「日の丸・君が代」 強制最高裁判決と大阪府条例について(2)/渡部秀清

2011-06-05 22:08:01 | 社会
昨日のメールの続きです。
「君が代」起立斉唱は当然、
何度も反する教員はクビにしても当然、
という論理に対する反論です。

まず第一に問題とすべきは、
「現在の日本社会では誰が主権者か」という問題です。

「君が代」は明治初期に作られた天皇制を賛美する歌であり、
明らかに「天皇主権」の歌です。それは歌詞を見れば一目瞭然です。
その歌を「国民主権」の日本社会において人々に強制し、
起立し歌わなければ処分するなどということは、
たとえ教員に対してであっても、あってはならないことです。

だから、そのことを知っていた当時の政府は
繰り返し「強制はしない」と述べ、
天皇も「強制は良くない」と述べているのです。
また、菅首相も「日の丸・君が代」法制化当時、
『天皇主権時代の国歌が、何らかのけじめがないまま、
象徴天皇時代の国歌になるのは、国民主権の
立場から明確に反対した方がいい』と述べていたのです。

問題は、「君が代」の果たした歴史的役割ではなく、
「君が代」が現在果たしつつある役割なのです。

これに対する裁判所の判決は、
昨年11月10日に東京高裁で出された
Nさんへの判決だけだと思います。

Nさんは「陳述書」で、「君が代」の違憲性を問いました。

それに対して東京高裁は
①「国旗・国歌法」は旗や歌詞の意味内容について
  特定されているわけではない」
②「国民に対して・・・法律的尊重義務を課してたり、
  これに違反したりした場合に不利益を課するなどと
  いったことは一切規定していない」
とし、(ここから先がさらに詭弁になりますが)、
③「国旗及び国歌に関する法律の存在が、
 直ちに、思想及び良心の自由の侵害、信教の自由の侵害、
 表現の自由の侵害と結びつくことはない」
④「法律自体極めて抽象的であって具体性がなく、
 裁判規範性としての意味を持たないものであるから、
 同法が憲法に違反するか否かという
 司法判断にはなじまないものと言わざるを得ない。

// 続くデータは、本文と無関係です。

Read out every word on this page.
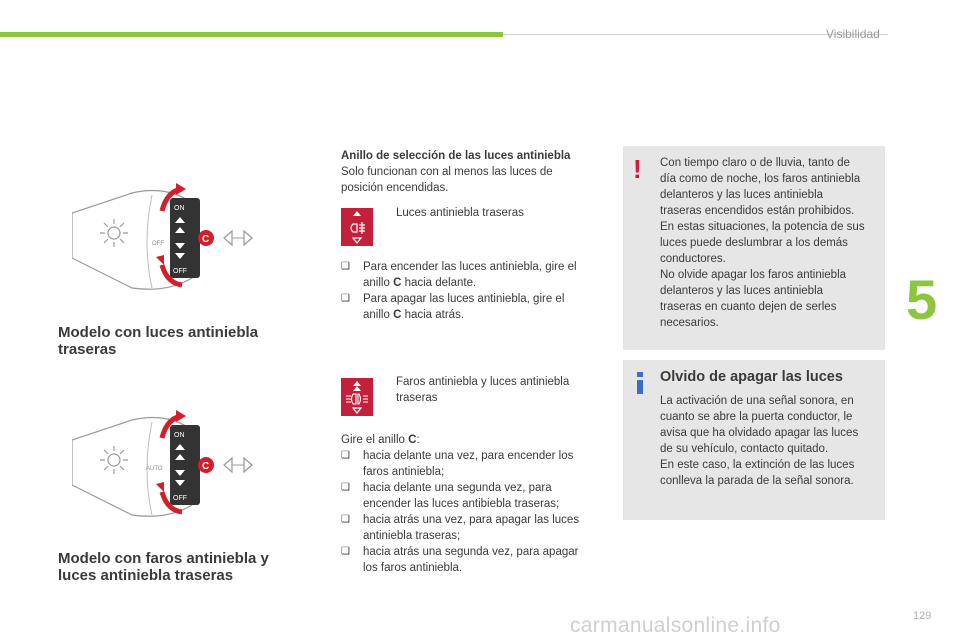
Visibilidad
5
ON
OFF
OFF	C
Modelo con luces antiniebla
traseras
ON
OFF
AUTO	C
Modelo con faros antiniebla y
luces antiniebla traseras

Anillo de selección de las luces antiniebla

Solo funcionan con al menos las luces de

posición encendidas.

Luces antiniebla traseras
❑	Para encender las luces antiniebla, gire el

anillo C hacia delante.

❑	Para apagar las luces antiniebla, gire el

anillo C hacia atrás.

Faros antiniebla y luces antiniebla
traseras

Gire el anillo C:

❑	hacia delante una vez, para encender los

faros antiniebla;

❑	hacia delante una segunda vez, para

encender las luces antibiebla traseras;

❑	hacia atrás una vez, para apagar las luces

antiniebla traseras;

❑	hacia atrás una segunda vez, para apagar

los faros antiniebla.

! Con tiempo claro o de lluvia, tanto de

día como de noche, los faros antiniebla

delanteros y las luces antiniebla

traseras encendidos están prohibidos.

En estas situaciones, la potencia de sus

luces puede deslumbrar a los demás

conductores.

No olvide apagar los faros antiniebla

delanteros y las luces antiniebla

traseras en cuanto dejen de serles

necesarios.

Olvido de apagar las luces

La activación de una señal sonora, en

cuanto se abre la puerta conductor, le

avisa que ha olvidado apagar las luces

de su vehículo, contacto quitado.

En este caso, la extinción de las luces

conlleva la parada de la señal sonora.

carmanualsonline.info	129
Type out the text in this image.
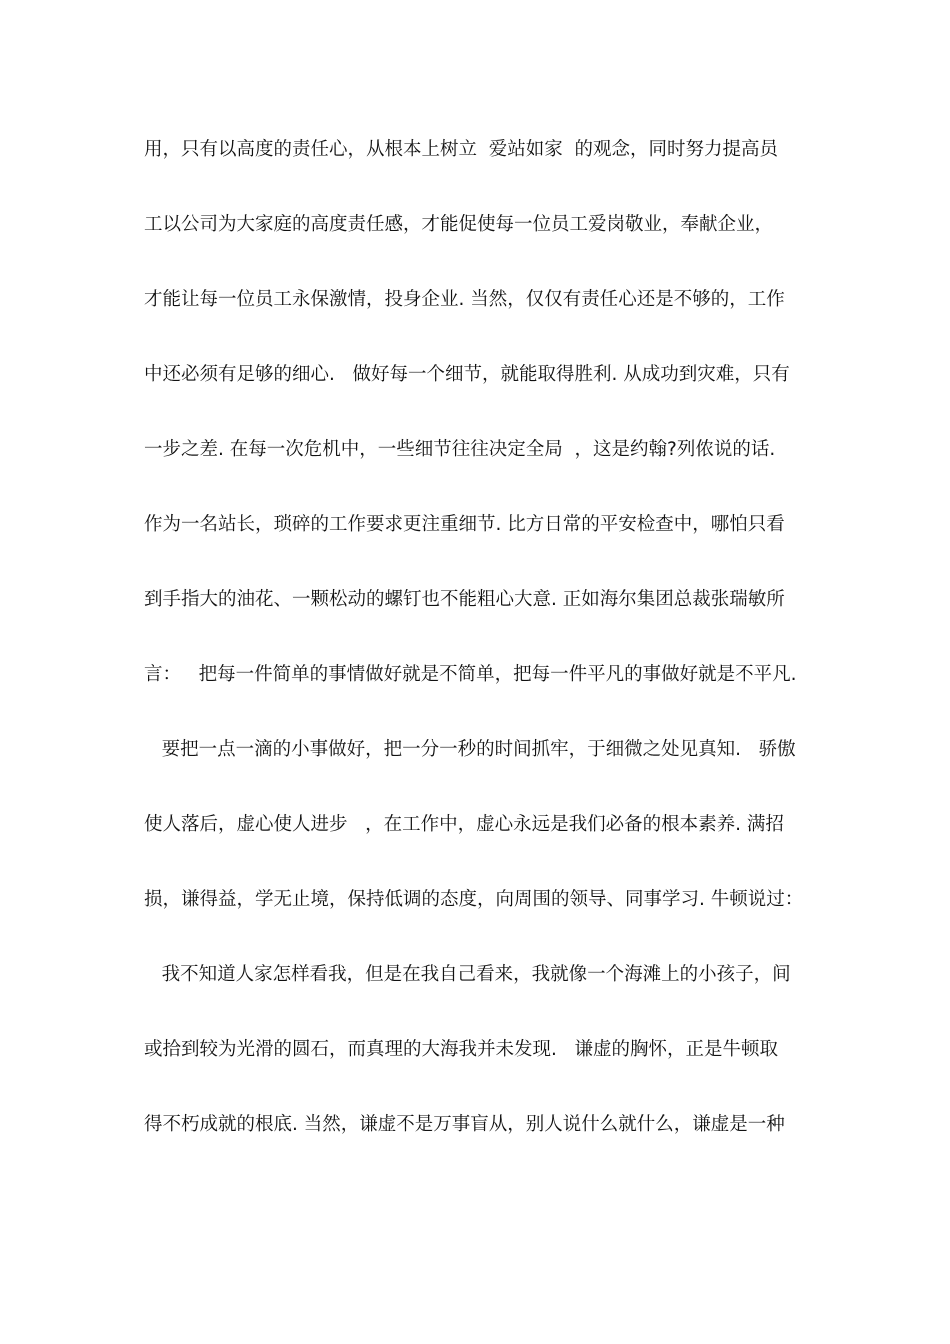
用，只有以高度的责任心，从根本上树立  爱站如家  的观念，同时努力提高员
工以公司为大家庭的高度责任感，才能促使每一位员工爱岗敬业，奉献企业，
才能让每一位员工永保激情，投身企业. 当然，仅仅有责任心还是不够的，工作
中还必须有足够的细心.   做好每一个细节，就能取得胜利. 从成功到灾难，只有
一步之差. 在每一次危机中，一些细节往往决定全局  ，这是约翰?列侬说的话.
作为一名站长，琐碎的工作要求更注重细节. 比方日常的平安检查中，哪怕只看
到手指大的油花、一颗松动的螺钉也不能粗心大意. 正如海尔集团总裁张瑞敏所
言：   把每一件简单的事情做好就是不简单，把每一件平凡的事做好就是不平凡.
要把一点一滴的小事做好，把一分一秒的时间抓牢，于细微之处见真知.   骄傲
使人落后，虚心使人进步   ，在工作中，虚心永远是我们必备的根本素养. 满招
损，谦得益，学无止境，保持低调的态度，向周围的领导、同事学习. 牛顿说过：
我不知道人家怎样看我，但是在我自己看来，我就像一个海滩上的小孩子，间
或拾到较为光滑的圆石，而真理的大海我并未发现.   谦虚的胸怀，正是牛顿取
得不朽成就的根底. 当然，谦虚不是万事盲从，别人说什么就什么，谦虚是一种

」
と司法判断を回避しているのです。

しかし、「君が代」の「君」は天皇であると言うことは
政府も法律制定時に答えています。
にもかかわらず、
裁判所は「特定されていない」と誤魔化しているのです。
つまり、裁判所は「君が代」の<意味内容>が明らかにされると
「まずい!」と考えているのです。

また、実際に「君が代」によって、「尊重義務」や「不利益」が
生じているから問題にしているにもかかわらず、
「法律の存在が、直ちに・・・自由の侵害と結びつくことはない」
などと訳の分らないことを言っています。
しかしNさんは、「法律の存在」を問題にしているのではなく、
「法律」そのものの違憲性を問題にしているのです。

要するに、「君が代」の意味内容が問題になっては、
強制と処分に道理がないことが
白日の下に晒されるので、大変困るということです。
だから、いろいろな詭弁・強弁を使い、判断を回避しているのです。

それゆえ、最高裁も橋下知事も
決して「君が代」を問題にしようとはせず、
単なる「国歌」(あるいはシンボル=象徴)として
その本質を覆い隠そうとしているのです。

したがって、「君が代の強制」を問題にするのではなく、
「シンボルの強制」を問題にするというのは、
問題の本質を見失わせることになります。

問題は「国民主権」の現在の日本社会で
「天皇主権」の「君が代」が強制されているということです。
これは「強制」より前に「主権」の問題です。

だから、何人かの教員が「強制」されなければよい、
何人かの教員の「思想・良心の自由」が守られればよい、
という問題ではありません。

ちなみに、
現在問題になっている「育鵬社」と「自由社」の教科書では、
架空の神武天皇を初代天皇と記述し、
明治憲法を賛美し、
昭和天皇もコラムで大きく取り上げるという扱いです。
「育鵬社」の教科書に至っては、皮肉にも、
最高裁長官が皇居で天皇に頭を下げている
任命式(!)の写真が掲載されているようです。

本日(6月5日)はここまでとします。